Further, there was no explanation for why Mrs. Clinton then proceeded to participate in making a video, at taxpayers' expense, condemning the anti-Islamic video and profusely apologizing for insulting the Prophet Muhammad. I am sure the video was eagerly embraced by the 57 members of the Organization of Islamic Cooperation, whose principal objective is to restrict our First Amendment Rights to freedom of speech by seeking to criminalize anything it considers offensive to Islam. This effort is known as the Istanbul Process, an anti-free-speech campaign that Mrs. Clinton has strongly endorsed.
When Sen. Ron Johnson, Wisconsin Republican, tried to get clarification about why the administration continued to perpetuate the lie, Mrs. Clinton essentially dismissed his question: "We have four dead Americans. What difference, at this point, does it make?" In effect, she excused lying to the American public. The cover-up continues.
Recall that Richard M. Nixon eventually understood you cannot lie to the American public and get away with it. His troubles concerned a bungled burglary attempt at the Watergate -- no one got killed. In Benghazi, the situation is much more serious, with international repercussions involving al Qaeda-affiliated terrorist groups and their supporters.
First of all, this was U.S. territory, involving our special mission compound that was attacked, overrun and looted, with four Americans -- including our ambassador -- murdered. Most likely, the compound contained sensitive communication equipment, records and other important files. What happened to this material and equipment? We need to know.
The testimony shed no new light on activity being carried out at the compound or why Stevens was there the night of Sept. 11 when we know he feared for his safety. Opening cultural exchange or having dinner with the Turkish consul general doesn't cut it. It has been reported that one of Stevens' missions was to facilitate the transfer of military equipment to jihadists and other Muslim Brotherhood and al Qaeda-affiliated militias fighting the Assad regime in Syria. If true, then killing the ambassador makes no sense. Was this supposed to be a hostage situation that went wrong? The American public deserves to know the truth.

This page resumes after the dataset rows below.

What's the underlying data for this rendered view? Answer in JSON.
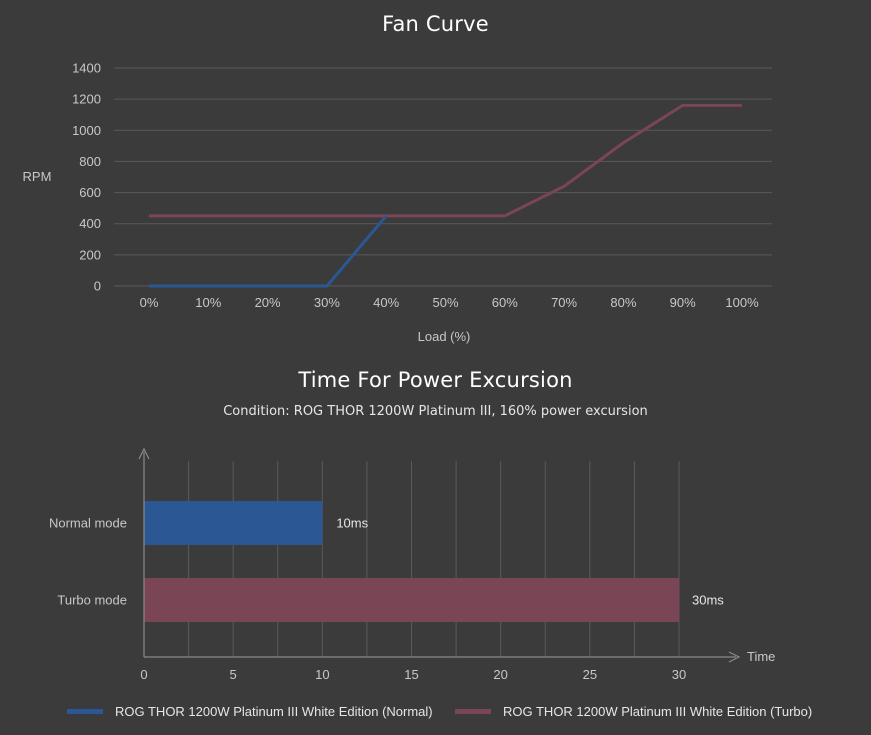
{
  "colors": {
    "normal": "#2b5795",
    "turbo": "#7a4554",
    "grid": "#5a5a5a",
    "text": "#c8c8c8"
  },
  "chart_data": [
    {
      "type": "line",
      "title": "Fan Curve",
      "xlabel": "Load (%)",
      "ylabel": "RPM",
      "x_ticks": [
        "0%",
        "10%",
        "20%",
        "30%",
        "40%",
        "50%",
        "60%",
        "70%",
        "80%",
        "90%",
        "100%"
      ],
      "y_ticks": [
        "0",
        "200",
        "400",
        "600",
        "800",
        "1000",
        "1200",
        "1400"
      ],
      "xlim": [
        0,
        100
      ],
      "ylim": [
        0,
        1400
      ],
      "grid": "horizontal",
      "series": [
        {
          "name": "ROG THOR 1200W Platinum III White Edition (Normal)",
          "x": [
            0,
            30,
            40
          ],
          "y": [
            0,
            0,
            450
          ]
        },
        {
          "name": "ROG THOR 1200W Platinum III White Edition (Turbo)",
          "x": [
            0,
            60,
            70,
            80,
            90,
            100
          ],
          "y": [
            450,
            450,
            640,
            920,
            1160,
            1160
          ]
        }
      ]
    },
    {
      "type": "bar",
      "orientation": "horizontal",
      "title": "Time For Power Excursion",
      "subtitle": "Condition: ROG THOR 1200W Platinum III, 160% power excursion",
      "xlabel": "Time",
      "x_ticks": [
        "0",
        "5",
        "10",
        "15",
        "20",
        "25",
        "30"
      ],
      "xlim": [
        0,
        30
      ],
      "categories": [
        "Normal mode",
        "Turbo mode"
      ],
      "values": [
        10,
        30
      ],
      "data_labels": [
        "10ms",
        "30ms"
      ],
      "grid": "vertical"
    }
  ],
  "legend": [
    {
      "label": "ROG THOR 1200W Platinum III White Edition (Normal)"
    },
    {
      "label": "ROG THOR 1200W Platinum III White Edition (Turbo)"
    }
  ]
}
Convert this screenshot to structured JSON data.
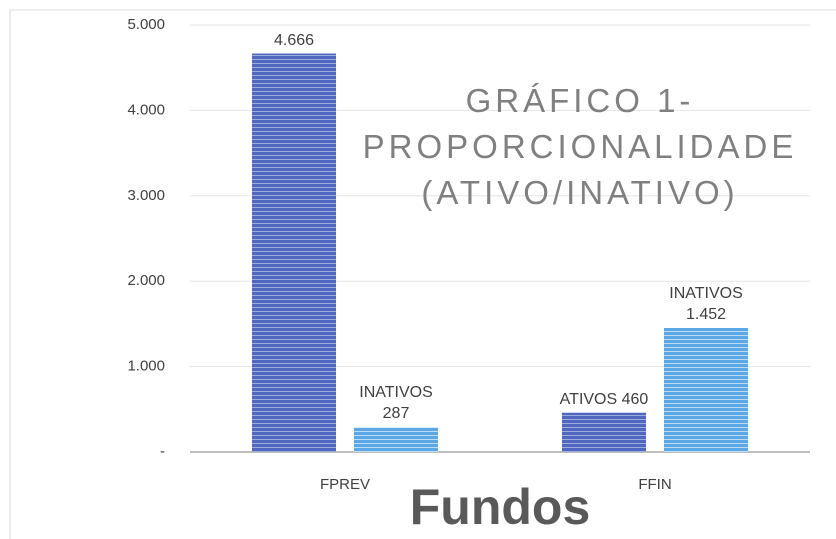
{
  "chart_data": {
    "type": "bar",
    "title": "GRÁFICO 1- PROPORCIONALIDADE (ATIVO/INATIVO)",
    "x_label": "Fundos",
    "categories": [
      "FPREV",
      "FFIN"
    ],
    "series": [
      {
        "color": "#4f67c0",
        "values": [
          4666,
          460
        ],
        "value_labels": [
          "4.666",
          "ATIVOS 460"
        ]
      },
      {
        "color": "#5ba8e8",
        "values": [
          287,
          1452
        ],
        "value_labels": [
          "INATIVOS 287",
          "INATIVOS 1.452"
        ]
      }
    ],
    "ylim": [
      0,
      5000
    ],
    "yticks": [
      {
        "value": 0,
        "label": "-"
      },
      {
        "value": 1000,
        "label": "1.000"
      },
      {
        "value": 2000,
        "label": "2.000"
      },
      {
        "value": 3000,
        "label": "3.000"
      },
      {
        "value": 4000,
        "label": "4.000"
      },
      {
        "value": 5000,
        "label": "5.000"
      }
    ],
    "grid": true
  }
}
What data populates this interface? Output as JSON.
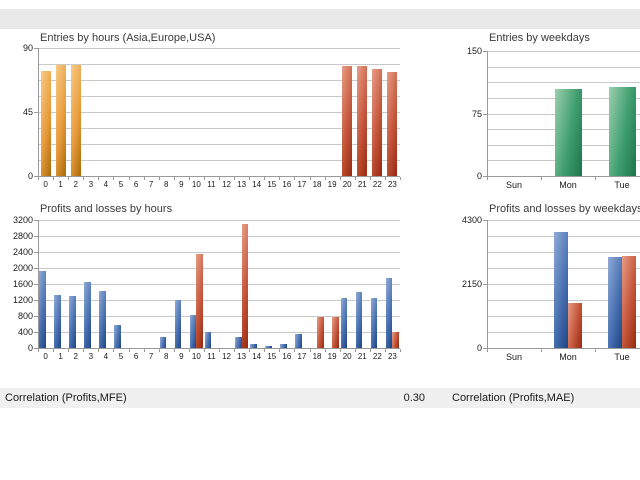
{
  "palette": {
    "orange": [
      "#f7cb85",
      "#e99c3c",
      "#a96a0a"
    ],
    "red": [
      "#e89d86",
      "#c4563c",
      "#97290f"
    ],
    "green": [
      "#9ccfae",
      "#3f9e6f",
      "#1d7549"
    ],
    "blue": [
      "#91abd6",
      "#4a72b2",
      "#1d4584"
    ]
  },
  "chart_data": [
    {
      "type": "bar",
      "title": "Entries by hours (Asia,Europe,USA)",
      "categories": [
        "0",
        "1",
        "2",
        "3",
        "4",
        "5",
        "6",
        "7",
        "8",
        "9",
        "10",
        "11",
        "12",
        "13",
        "14",
        "15",
        "16",
        "17",
        "18",
        "19",
        "20",
        "21",
        "22",
        "23"
      ],
      "series": [
        {
          "name": "asia-session-entries",
          "color": "orange",
          "values": [
            74,
            78,
            78,
            0,
            0,
            0,
            0,
            0,
            0,
            0,
            0,
            0,
            0,
            0,
            0,
            0,
            0,
            0,
            0,
            0,
            0,
            0,
            0,
            0
          ]
        },
        {
          "name": "usa-session-entries",
          "color": "red",
          "values": [
            0,
            0,
            0,
            0,
            0,
            0,
            0,
            0,
            0,
            0,
            0,
            0,
            0,
            0,
            0,
            0,
            0,
            0,
            0,
            0,
            77,
            77,
            75,
            73
          ]
        }
      ],
      "ylim": [
        0,
        90
      ],
      "yticks": [
        0,
        45,
        90
      ],
      "grid_divisions": 8,
      "xlabel": "",
      "ylabel": "",
      "legend": "none",
      "grid": true
    },
    {
      "type": "bar",
      "title": "Entries by weekdays",
      "categories": [
        "Sun",
        "Mon",
        "Tue"
      ],
      "series": [
        {
          "name": "weekday-entries",
          "color": "green",
          "values": [
            0,
            105,
            107
          ]
        }
      ],
      "ylim": [
        0,
        150
      ],
      "yticks": [
        0,
        75,
        150
      ],
      "grid_divisions": 8,
      "xlabel": "",
      "ylabel": "",
      "legend": "none",
      "grid": true
    },
    {
      "type": "bar",
      "title": "Profits and losses by hours",
      "categories": [
        "0",
        "1",
        "2",
        "3",
        "4",
        "5",
        "6",
        "7",
        "8",
        "9",
        "10",
        "11",
        "12",
        "13",
        "14",
        "15",
        "16",
        "17",
        "18",
        "19",
        "20",
        "21",
        "22",
        "23"
      ],
      "series": [
        {
          "name": "profits",
          "color": "blue",
          "values": [
            1930,
            1330,
            1300,
            1660,
            1420,
            580,
            0,
            0,
            270,
            1190,
            820,
            400,
            0,
            280,
            100,
            40,
            100,
            350,
            0,
            0,
            1250,
            1410,
            1250,
            1750
          ]
        },
        {
          "name": "losses",
          "color": "red",
          "values": [
            0,
            0,
            0,
            0,
            0,
            0,
            0,
            0,
            0,
            0,
            2350,
            0,
            0,
            3100,
            0,
            0,
            0,
            0,
            770,
            780,
            0,
            0,
            0,
            400
          ]
        }
      ],
      "ylim": [
        0,
        3200
      ],
      "yticks": [
        0,
        400,
        800,
        1200,
        1600,
        2000,
        2400,
        2800,
        3200
      ],
      "grid_divisions": 8,
      "xlabel": "",
      "ylabel": "",
      "legend": "none",
      "grid": true
    },
    {
      "type": "bar",
      "title": "Profits and losses by weekdays",
      "categories": [
        "Sun",
        "Mon",
        "Tue"
      ],
      "series": [
        {
          "name": "profits",
          "color": "blue",
          "values": [
            0,
            3890,
            3060
          ]
        },
        {
          "name": "losses",
          "color": "red",
          "values": [
            0,
            1520,
            3090
          ]
        }
      ],
      "ylim": [
        0,
        4300
      ],
      "yticks": [
        0,
        2150,
        4300
      ],
      "grid_divisions": 8,
      "xlabel": "",
      "ylabel": "",
      "legend": "none",
      "grid": true
    }
  ],
  "footer": {
    "left_label": "Correlation (Profits,MFE)",
    "left_value": "0.30",
    "right_label": "Correlation (Profits,MAE)"
  }
}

It's difficult to believe that Stevens' repeated requests for additional security for both the Benghazi compound and our embassy in Tripoli were turned down by Deputy Secretary of State Charlene Lamb, who is not a trained security specialist. This is particularly relevant in light of an Aug. 16 cable, which clearly states that the compound could not be defended against a coordinated attack. Further, Lt. Col. Andrew Wood and his 16-man professional security force, which the embassy wanted to keep in-country, were removed. Why?
Suffice it to say our lack of any meaningful military response once the attack was under way is inexplicable, as we had resources nearby. A 130-man, well-armed Marine Force Reconnaissance team was stationed at Sigonella, Sicily, and could have been on the scene in a matter of hours, along with F-16 aircraft, which most likely would have saved American lives. It has been reported that a "stand-down" order was given. Gen. David H. Petraeus, who was the CIA director then, said he gave no order not to respond. If such a "stand-down" order were given, we need to know who gave it.
Our failure to respond to this situation fits a pattern that has been routinely established, starting with the takeover of our embassy in Tehran in November 1979. This was followed by the bombing of our embassy and U.S. Marine barracks in Beirut in 1983, killing 241 of our finest military personnel; the Khobar Towers bombing in Saudi Arabia in 1996; and the attacks of Sept. 11, 2001. Regrettably, the list goes on. The message we keep sending is that it's OK to kill Americans, since we apparently lack the political courage to respond.
Sadly, there has been little in-depth investigative reporting on the Benghazi tragedy. Therefore, in order to get to the truth, the House of Representative leadership must find the courage to appoint a special prosecutor with subpoena authority and force those involved to testify under oath. The American public deserves nothing less.
Retired Adm. James A. Lyons was commander in chief of the U.S. Pacific Fleet and senior U.S. military representative to the United Nations.